General characteristics
- Class & type: schooner
- Tonnage: 58-tons TM
- Length: 79 ft 0 in (24.08 m)
- Beam: 28 ft 0 in (8.53 m)
- Depth: 8 ft 0 in (2.44 m)
- Propulsion: Sail

= Charlotte Webb =

New York Pilot boat

Charlotte Webb was a 19th-century New York City pilot boat built in 1865 at the Webb & Bell shipyard to take the place of the James Funk, that was destroyed by the rebel Tallahassee during the Civil War. She survived the Great Blizzard of 1888, but was run down by the French steamship La Normandie in 1889. She was replaced by the pilot boat George H. Warren.

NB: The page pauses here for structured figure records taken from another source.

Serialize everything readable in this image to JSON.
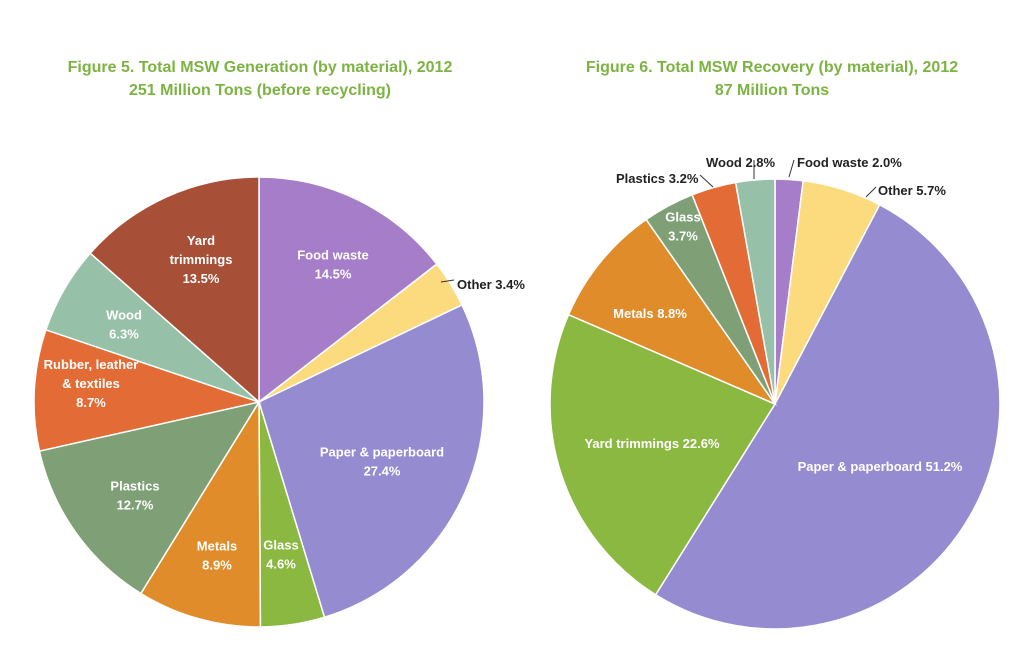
{
  "chart_data": [
    {
      "type": "pie",
      "title": "Figure 5. Total MSW Generation (by material), 2012",
      "subtitle": "251 Million Tons (before recycling)",
      "slices": [
        {
          "label": "Food waste",
          "value": 14.5,
          "color": "#a67dc9",
          "text": [
            "Food waste",
            "14.5%"
          ]
        },
        {
          "label": "Other",
          "value": 3.4,
          "color": "#fcdb7e",
          "text": [
            "Other 3.4%"
          ]
        },
        {
          "label": "Paper & paperboard",
          "value": 27.4,
          "color": "#958bd0",
          "text": [
            "Paper & paperboard",
            "27.4%"
          ]
        },
        {
          "label": "Glass",
          "value": 4.6,
          "color": "#8ab840",
          "text": [
            "Glass",
            "4.6%"
          ]
        },
        {
          "label": "Metals",
          "value": 8.9,
          "color": "#e08c2a",
          "text": [
            "Metals",
            "8.9%"
          ]
        },
        {
          "label": "Plastics",
          "value": 12.7,
          "color": "#7fa076",
          "text": [
            "Plastics",
            "12.7%"
          ]
        },
        {
          "label": "Rubber, leather & textiles",
          "value": 8.7,
          "color": "#e36c36",
          "text": [
            "Rubber, leather",
            "& textiles",
            "8.7%"
          ]
        },
        {
          "label": "Wood",
          "value": 6.3,
          "color": "#97c0a8",
          "text": [
            "Wood",
            "6.3%"
          ]
        },
        {
          "label": "Yard trimmings",
          "value": 13.5,
          "color": "#a84f37",
          "text": [
            "Yard",
            "trimmings",
            "13.5%"
          ]
        }
      ]
    },
    {
      "type": "pie",
      "title": "Figure 6. Total MSW Recovery (by material), 2012",
      "subtitle": "87 Million Tons",
      "slices": [
        {
          "label": "Food waste",
          "value": 2.0,
          "color": "#a67dc9",
          "text": [
            "Food waste 2.0%"
          ]
        },
        {
          "label": "Other",
          "value": 5.7,
          "color": "#fcdb7e",
          "text": [
            "Other 5.7%"
          ]
        },
        {
          "label": "Paper & paperboard",
          "value": 51.2,
          "color": "#958bd0",
          "text": [
            "Paper & paperboard 51.2%"
          ]
        },
        {
          "label": "Yard trimmings",
          "value": 22.6,
          "color": "#8ab840",
          "text": [
            "Yard trimmings 22.6%"
          ]
        },
        {
          "label": "Metals",
          "value": 8.8,
          "color": "#e08c2a",
          "text": [
            "Metals 8.8%"
          ]
        },
        {
          "label": "Glass",
          "value": 3.7,
          "color": "#7fa076",
          "text": [
            "Glass",
            "3.7%"
          ]
        },
        {
          "label": "Plastics",
          "value": 3.2,
          "color": "#e36c36",
          "text": [
            "Plastics 3.2%"
          ]
        },
        {
          "label": "Wood",
          "value": 2.8,
          "color": "#97c0a8",
          "text": [
            "Wood 2.8%"
          ]
        }
      ]
    }
  ]
}
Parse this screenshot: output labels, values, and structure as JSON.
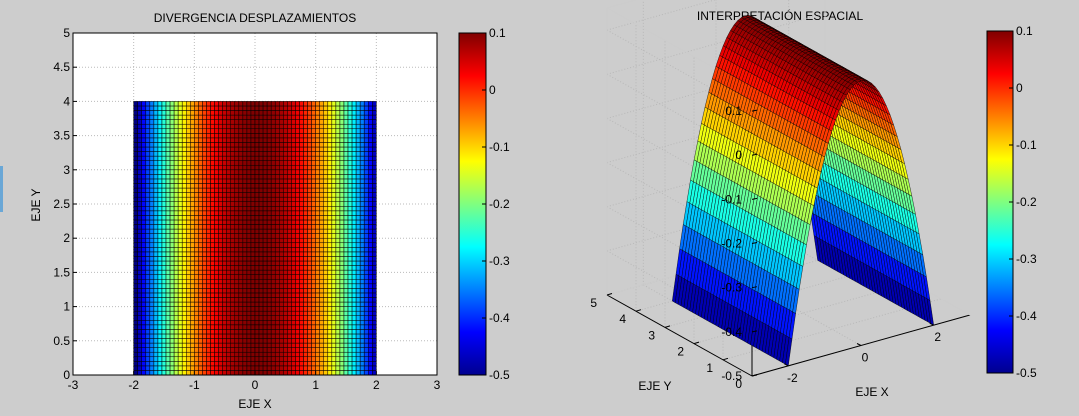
{
  "chart_data": [
    {
      "type": "heatmap",
      "title": "DIVERGENCIA DESPLAZAMIENTOS",
      "xlabel": "EJE X",
      "ylabel": "EJE Y",
      "xlim": [
        -3,
        3
      ],
      "ylim": [
        0,
        5
      ],
      "xticks": [
        -3,
        -2,
        -1,
        0,
        1,
        2,
        3
      ],
      "yticks": [
        0,
        0.5,
        1,
        1.5,
        2,
        2.5,
        3,
        3.5,
        4,
        4.5,
        5
      ],
      "x_range": [
        -2,
        2
      ],
      "y_range": [
        0,
        4
      ],
      "function": "z = 0.1 - 0.15 * x^2",
      "z_min": -0.5,
      "z_max": 0.1,
      "grid": true,
      "colormap": "jet",
      "colorbar": {
        "ticks": [
          0.1,
          0,
          -0.1,
          -0.2,
          -0.3,
          -0.4,
          -0.5
        ],
        "range": [
          -0.5,
          0.1
        ]
      }
    },
    {
      "type": "surface",
      "title": "INTERPRETACIÓN ESPACIAL",
      "xlabel": "EJE X",
      "ylabel": "EJE Y",
      "xticks": [
        -2,
        0,
        2
      ],
      "yticks": [
        0,
        1,
        2,
        3,
        4,
        5
      ],
      "zticks": [
        0.1,
        0,
        -0.1,
        -0.2,
        -0.3,
        -0.4,
        -0.5
      ],
      "x_range": [
        -2,
        2
      ],
      "y_range": [
        0,
        4
      ],
      "zlim": [
        -0.5,
        0.1
      ],
      "function": "z = 0.1 - 0.15 * x^2",
      "grid": true,
      "colormap": "jet",
      "colorbar": {
        "ticks": [
          0.1,
          0,
          -0.1,
          -0.2,
          -0.3,
          -0.4,
          -0.5
        ],
        "range": [
          -0.5,
          0.1
        ]
      }
    }
  ]
}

==Construction and service ==

The pilot boat Charlotte Webb was built by Eckford Webb in May 1865 at the Webb & Bell shipyard in Greenpoint, Brooklyn, to take the place of the James Funk, No. 22, that was captured and burned by the Confederate raiding steamer Tallahassee. On June 15, 1865, she was launched from the Webb & Bell shipyard. She was named in honor of the wife of Eckford Webb, which was Mrs. Charlotte Webb.

The Charlotte Webb, was registered as a pilot Schooner with the Record of American and Foreign Shipping, from 1871 to 1885. Her ship master was Edward Fryer (1876–1884) and Albert C. Malcolm (1885); her owners were the N. Y. Pilot Association; built in 1865 at the Greenpoint, New York; and her hailing port was the Port of New York. Her dimensions were 79 ft. length on deck; 28 ft. breadth of beam; 8 ft. depth of hold; and 58-tons Tonnage.

On April 16, 1872, William A. Lucky, a Sandy Hook pilot for 25 years, was with a group of men attempting to board the pilot boat Charlotte Webb, when the yawl they were in capsized. Most of the men were able to hold onto the capsized boat but Lucky was drowned.

On 2 Apr 1886, Charlotte Webb, No. 8, was towed into New York with her foremast and main masthead gone after a collision with the bark Cambusdoon off Navesink, New Jersey.

On March 17, 1888, the Charlotte Webb, No. 5, was caught up in the Great Blizzard of 1888. She arrived safely back to port with minor damage to her rigging.

==End of service==

On May 19, 1889, the Charlotte Webb, was run down by the French Line steamship La Normandie, in a dense fog eight miles east of Sandy Hook. The pilot boat sank in three minutes. Two pilots on the Charlotte Webb were lost in the accident. Captain Albert C. Malcolm, one of the oldest and best pilots of New York harbor, was in charge during the accident was one that drowned. He was eighty-eight years old.

On June 7, 1889, the George H. Warren, No. 4. was purchased for $9,250 by Captain J. O'Sullivan and a group of New York pilots that had lost the Charlotte Webb.